Jenna Starborn

Posted by : atcampbell | On : November 4, 2003

Jenna Starborn by ArmadilloCon 26’s GOH, Sharon Shinn

Twelve people attended this discussion and 3 others emailed in their comments. Eight people started the book with five reading to the end. The same five had all read this author before.

Using the classic Jane Eyre as the basis for a science fiction novel intrigued some readers while others were more ambivalent. The source material was easy to identify with a few updated twists, such as a cyborg wife instead of a crazy one. Plus in this retelling our heroine is a vat-grown, plucky nuclear reactor technician. There is a governess who is ruined by a lover, but needless to say Jenna manages to eventually find true love with her own Everett.

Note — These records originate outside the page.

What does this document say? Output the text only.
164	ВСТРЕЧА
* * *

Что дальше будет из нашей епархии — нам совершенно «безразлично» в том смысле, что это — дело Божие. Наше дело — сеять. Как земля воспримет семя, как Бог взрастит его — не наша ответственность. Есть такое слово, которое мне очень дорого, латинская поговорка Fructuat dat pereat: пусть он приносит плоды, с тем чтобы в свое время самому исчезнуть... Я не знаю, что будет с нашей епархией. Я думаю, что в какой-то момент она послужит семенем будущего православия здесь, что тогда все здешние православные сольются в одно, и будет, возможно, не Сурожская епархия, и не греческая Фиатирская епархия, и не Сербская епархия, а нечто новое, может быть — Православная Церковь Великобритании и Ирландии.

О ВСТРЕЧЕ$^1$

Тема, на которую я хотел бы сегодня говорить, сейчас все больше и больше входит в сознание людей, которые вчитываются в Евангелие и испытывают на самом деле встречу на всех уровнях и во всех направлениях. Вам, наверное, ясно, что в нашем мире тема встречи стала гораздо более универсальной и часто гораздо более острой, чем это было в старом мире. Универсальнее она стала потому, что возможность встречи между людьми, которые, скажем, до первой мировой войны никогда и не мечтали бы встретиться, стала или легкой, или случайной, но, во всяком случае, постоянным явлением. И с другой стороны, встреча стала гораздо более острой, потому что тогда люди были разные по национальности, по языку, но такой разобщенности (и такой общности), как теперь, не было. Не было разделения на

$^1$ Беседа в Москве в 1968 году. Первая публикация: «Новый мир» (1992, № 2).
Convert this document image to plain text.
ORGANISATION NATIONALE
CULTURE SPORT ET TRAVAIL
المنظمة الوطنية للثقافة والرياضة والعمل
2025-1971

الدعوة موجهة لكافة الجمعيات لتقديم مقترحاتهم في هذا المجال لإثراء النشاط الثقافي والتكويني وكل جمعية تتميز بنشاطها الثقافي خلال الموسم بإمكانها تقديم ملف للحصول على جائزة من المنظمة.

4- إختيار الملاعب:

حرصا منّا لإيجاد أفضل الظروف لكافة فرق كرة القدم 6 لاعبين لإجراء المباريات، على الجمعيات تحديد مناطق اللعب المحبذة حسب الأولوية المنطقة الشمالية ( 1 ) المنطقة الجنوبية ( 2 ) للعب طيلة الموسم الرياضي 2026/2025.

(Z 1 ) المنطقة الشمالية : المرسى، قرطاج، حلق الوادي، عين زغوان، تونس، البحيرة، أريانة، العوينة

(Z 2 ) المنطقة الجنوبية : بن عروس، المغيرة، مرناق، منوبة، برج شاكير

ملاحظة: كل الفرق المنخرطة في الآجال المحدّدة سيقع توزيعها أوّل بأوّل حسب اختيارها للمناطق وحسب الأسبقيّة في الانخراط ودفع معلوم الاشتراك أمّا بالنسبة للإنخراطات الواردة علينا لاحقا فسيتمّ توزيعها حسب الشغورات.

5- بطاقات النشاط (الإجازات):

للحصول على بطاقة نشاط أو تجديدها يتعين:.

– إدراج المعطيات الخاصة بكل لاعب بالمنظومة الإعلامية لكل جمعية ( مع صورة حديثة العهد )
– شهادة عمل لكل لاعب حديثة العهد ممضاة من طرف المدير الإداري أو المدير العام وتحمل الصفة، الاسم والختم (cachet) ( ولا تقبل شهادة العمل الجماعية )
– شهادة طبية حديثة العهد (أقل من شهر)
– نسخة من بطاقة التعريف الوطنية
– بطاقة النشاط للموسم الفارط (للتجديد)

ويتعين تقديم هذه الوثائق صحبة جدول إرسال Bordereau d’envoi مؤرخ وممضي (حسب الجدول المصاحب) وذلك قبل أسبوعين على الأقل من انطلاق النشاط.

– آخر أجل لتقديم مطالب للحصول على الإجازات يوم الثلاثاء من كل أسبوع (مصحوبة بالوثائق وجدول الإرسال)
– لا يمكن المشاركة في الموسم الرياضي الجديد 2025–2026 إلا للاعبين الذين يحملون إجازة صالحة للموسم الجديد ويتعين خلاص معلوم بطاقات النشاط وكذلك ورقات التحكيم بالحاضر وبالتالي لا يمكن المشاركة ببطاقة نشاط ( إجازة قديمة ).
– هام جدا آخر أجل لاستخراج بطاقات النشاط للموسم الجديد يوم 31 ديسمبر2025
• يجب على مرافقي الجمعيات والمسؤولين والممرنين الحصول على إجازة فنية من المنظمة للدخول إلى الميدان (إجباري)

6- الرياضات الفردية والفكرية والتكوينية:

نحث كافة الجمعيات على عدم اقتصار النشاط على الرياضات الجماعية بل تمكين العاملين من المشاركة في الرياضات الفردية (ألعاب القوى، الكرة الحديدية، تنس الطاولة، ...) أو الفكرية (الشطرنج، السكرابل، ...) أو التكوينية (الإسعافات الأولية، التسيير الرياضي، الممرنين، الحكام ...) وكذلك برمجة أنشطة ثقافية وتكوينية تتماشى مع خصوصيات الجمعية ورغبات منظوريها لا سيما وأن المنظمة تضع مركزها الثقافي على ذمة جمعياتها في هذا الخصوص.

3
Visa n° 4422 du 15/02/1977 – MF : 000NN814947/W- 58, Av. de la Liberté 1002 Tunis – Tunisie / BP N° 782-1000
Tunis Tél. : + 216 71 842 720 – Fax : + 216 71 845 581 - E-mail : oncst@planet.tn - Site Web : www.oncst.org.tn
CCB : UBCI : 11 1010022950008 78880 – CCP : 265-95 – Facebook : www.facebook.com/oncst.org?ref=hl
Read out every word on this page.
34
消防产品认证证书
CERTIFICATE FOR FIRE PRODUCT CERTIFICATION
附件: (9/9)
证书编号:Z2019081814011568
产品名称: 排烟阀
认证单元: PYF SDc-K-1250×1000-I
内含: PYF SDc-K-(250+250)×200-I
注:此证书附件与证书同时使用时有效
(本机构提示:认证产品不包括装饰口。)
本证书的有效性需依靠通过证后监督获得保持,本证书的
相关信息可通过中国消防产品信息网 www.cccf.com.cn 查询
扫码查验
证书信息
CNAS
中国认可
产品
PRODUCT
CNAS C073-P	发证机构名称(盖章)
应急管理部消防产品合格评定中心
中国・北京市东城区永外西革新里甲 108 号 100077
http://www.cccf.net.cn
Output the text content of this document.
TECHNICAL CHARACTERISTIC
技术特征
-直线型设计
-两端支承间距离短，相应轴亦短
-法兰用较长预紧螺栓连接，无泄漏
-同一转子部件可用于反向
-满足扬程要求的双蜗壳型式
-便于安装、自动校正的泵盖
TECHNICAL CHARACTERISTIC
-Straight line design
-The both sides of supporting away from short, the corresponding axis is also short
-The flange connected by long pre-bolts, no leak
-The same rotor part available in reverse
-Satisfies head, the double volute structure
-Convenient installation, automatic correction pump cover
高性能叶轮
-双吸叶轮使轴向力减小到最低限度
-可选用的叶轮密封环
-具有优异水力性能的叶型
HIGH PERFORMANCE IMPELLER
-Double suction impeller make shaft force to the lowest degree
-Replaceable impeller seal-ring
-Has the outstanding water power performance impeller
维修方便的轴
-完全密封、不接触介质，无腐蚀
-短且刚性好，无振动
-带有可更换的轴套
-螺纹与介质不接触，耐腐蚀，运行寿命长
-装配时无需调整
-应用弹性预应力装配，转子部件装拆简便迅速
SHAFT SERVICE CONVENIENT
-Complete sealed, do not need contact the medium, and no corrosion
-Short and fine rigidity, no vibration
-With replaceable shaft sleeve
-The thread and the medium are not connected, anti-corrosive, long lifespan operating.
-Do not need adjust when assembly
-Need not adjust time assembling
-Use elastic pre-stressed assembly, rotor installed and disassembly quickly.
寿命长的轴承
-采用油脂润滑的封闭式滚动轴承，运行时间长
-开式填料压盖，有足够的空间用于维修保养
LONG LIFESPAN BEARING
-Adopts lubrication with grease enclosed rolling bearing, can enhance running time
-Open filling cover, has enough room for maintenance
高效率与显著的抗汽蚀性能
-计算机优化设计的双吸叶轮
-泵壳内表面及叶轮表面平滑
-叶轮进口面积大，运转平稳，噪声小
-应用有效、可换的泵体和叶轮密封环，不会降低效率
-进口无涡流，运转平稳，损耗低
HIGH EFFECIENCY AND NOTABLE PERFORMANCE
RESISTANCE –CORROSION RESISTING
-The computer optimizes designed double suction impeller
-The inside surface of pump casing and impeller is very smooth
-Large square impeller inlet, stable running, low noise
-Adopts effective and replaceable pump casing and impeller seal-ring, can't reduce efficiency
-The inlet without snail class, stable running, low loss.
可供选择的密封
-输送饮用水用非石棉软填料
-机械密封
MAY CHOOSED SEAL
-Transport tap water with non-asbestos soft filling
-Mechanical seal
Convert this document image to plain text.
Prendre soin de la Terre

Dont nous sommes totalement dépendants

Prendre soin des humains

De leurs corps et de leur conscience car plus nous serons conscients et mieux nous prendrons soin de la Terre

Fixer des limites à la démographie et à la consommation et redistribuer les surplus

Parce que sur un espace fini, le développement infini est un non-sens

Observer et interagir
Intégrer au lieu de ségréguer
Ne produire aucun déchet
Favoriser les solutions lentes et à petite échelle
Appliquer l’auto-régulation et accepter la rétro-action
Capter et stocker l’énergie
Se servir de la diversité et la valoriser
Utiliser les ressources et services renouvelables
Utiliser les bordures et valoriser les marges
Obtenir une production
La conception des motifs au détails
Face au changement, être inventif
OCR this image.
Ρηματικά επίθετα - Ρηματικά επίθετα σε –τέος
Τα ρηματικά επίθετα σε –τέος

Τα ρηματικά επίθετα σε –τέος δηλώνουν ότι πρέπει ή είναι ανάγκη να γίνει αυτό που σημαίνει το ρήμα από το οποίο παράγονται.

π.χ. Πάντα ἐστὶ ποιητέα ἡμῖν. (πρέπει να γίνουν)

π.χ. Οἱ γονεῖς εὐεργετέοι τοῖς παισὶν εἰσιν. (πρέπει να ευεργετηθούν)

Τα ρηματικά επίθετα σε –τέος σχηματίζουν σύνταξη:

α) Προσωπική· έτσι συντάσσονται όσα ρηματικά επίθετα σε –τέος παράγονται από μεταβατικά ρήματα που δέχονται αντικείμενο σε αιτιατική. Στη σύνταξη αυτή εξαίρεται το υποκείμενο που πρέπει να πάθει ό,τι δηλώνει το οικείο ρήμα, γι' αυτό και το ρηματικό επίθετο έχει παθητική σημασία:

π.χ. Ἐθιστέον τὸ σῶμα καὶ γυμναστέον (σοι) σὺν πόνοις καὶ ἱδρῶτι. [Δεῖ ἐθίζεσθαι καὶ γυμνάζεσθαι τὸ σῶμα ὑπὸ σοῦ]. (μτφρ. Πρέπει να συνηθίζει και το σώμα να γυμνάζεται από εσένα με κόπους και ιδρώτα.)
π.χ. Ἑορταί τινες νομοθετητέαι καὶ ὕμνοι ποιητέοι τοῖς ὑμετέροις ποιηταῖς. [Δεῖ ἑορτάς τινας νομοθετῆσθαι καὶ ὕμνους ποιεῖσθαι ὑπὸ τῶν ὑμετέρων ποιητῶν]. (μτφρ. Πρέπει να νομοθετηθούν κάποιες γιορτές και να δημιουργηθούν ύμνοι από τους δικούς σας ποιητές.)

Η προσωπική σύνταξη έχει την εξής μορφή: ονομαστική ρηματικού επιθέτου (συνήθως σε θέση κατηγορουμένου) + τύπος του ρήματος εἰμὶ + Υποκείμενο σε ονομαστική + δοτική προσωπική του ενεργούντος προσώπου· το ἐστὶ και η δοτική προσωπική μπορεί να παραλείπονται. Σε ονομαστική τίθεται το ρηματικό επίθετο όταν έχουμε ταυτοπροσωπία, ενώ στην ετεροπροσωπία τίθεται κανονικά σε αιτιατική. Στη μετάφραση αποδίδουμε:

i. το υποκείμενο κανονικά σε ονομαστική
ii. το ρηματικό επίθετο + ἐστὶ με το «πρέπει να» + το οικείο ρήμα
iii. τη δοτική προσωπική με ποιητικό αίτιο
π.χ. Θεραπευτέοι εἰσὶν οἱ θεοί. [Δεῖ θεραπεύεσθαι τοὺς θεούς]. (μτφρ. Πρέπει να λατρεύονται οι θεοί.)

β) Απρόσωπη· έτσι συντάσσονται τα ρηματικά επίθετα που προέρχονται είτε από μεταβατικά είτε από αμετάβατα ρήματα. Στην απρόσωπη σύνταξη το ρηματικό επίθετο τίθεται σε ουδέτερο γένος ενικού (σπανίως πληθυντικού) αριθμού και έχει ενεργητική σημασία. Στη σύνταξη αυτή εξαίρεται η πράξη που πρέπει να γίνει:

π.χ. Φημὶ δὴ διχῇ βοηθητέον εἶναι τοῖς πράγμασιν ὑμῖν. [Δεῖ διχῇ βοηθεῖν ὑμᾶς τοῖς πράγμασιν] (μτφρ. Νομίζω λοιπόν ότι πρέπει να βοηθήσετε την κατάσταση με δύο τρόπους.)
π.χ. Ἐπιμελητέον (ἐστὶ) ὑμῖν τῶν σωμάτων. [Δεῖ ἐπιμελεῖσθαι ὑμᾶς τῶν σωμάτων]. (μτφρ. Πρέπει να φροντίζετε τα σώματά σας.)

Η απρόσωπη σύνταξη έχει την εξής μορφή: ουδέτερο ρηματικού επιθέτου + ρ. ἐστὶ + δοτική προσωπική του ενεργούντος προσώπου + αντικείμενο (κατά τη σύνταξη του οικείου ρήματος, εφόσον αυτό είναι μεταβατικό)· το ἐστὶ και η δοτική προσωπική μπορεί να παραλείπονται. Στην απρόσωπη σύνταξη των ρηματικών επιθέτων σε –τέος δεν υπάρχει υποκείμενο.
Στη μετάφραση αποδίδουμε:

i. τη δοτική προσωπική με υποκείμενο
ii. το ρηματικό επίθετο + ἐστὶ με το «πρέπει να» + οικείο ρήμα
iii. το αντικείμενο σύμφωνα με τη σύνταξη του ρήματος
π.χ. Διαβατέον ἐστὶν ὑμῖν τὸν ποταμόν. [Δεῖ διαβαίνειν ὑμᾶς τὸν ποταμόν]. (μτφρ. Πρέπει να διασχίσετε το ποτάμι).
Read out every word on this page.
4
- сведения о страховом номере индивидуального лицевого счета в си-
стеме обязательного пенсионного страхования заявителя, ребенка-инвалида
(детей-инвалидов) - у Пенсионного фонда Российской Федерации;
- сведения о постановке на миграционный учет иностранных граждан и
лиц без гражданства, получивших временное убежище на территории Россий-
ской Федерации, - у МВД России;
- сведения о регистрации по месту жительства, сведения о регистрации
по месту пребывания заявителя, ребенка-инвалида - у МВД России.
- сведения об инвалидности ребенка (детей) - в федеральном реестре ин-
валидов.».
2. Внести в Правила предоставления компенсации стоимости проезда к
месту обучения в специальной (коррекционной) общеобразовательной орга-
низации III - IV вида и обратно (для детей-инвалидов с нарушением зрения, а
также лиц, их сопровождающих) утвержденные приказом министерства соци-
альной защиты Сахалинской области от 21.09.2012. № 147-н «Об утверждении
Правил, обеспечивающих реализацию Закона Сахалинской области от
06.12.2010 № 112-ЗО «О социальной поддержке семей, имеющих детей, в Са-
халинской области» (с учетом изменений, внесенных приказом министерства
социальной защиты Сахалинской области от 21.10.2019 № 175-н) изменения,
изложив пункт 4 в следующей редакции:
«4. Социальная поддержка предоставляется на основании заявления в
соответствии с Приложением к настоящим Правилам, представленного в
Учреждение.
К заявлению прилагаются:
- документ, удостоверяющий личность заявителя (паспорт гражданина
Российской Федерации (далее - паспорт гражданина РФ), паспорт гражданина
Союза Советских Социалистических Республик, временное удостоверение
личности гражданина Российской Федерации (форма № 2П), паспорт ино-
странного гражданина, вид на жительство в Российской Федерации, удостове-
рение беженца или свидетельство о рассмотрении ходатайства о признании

Some people enjoyed ferreting out the similarities between the books while others liked the non JE parts better.

One reader called it “a serious chick novel” that needed more action. The women present rejected this label. But another reader found the book very readable “in a Gothic romance kind of way” and thought it would be a good book to introduce young girls to SF.

We speculated on the author’s motivations for using JE as a framework. Trying to retrofit moral and social values from 1847 to the far future was like squeezing the future into a Victorian corset for some readers. The concept of a rigidly tiered caste system was seen as interesting but implausible in today’s morality. But others liked her Pan-Equist religion and accepted the reasons for why some areas of research still thrived and why some things did not get attention or improvement.

All in all, we thought this was an interesting literary experiment and wondered what other works could be retrofitted to SF.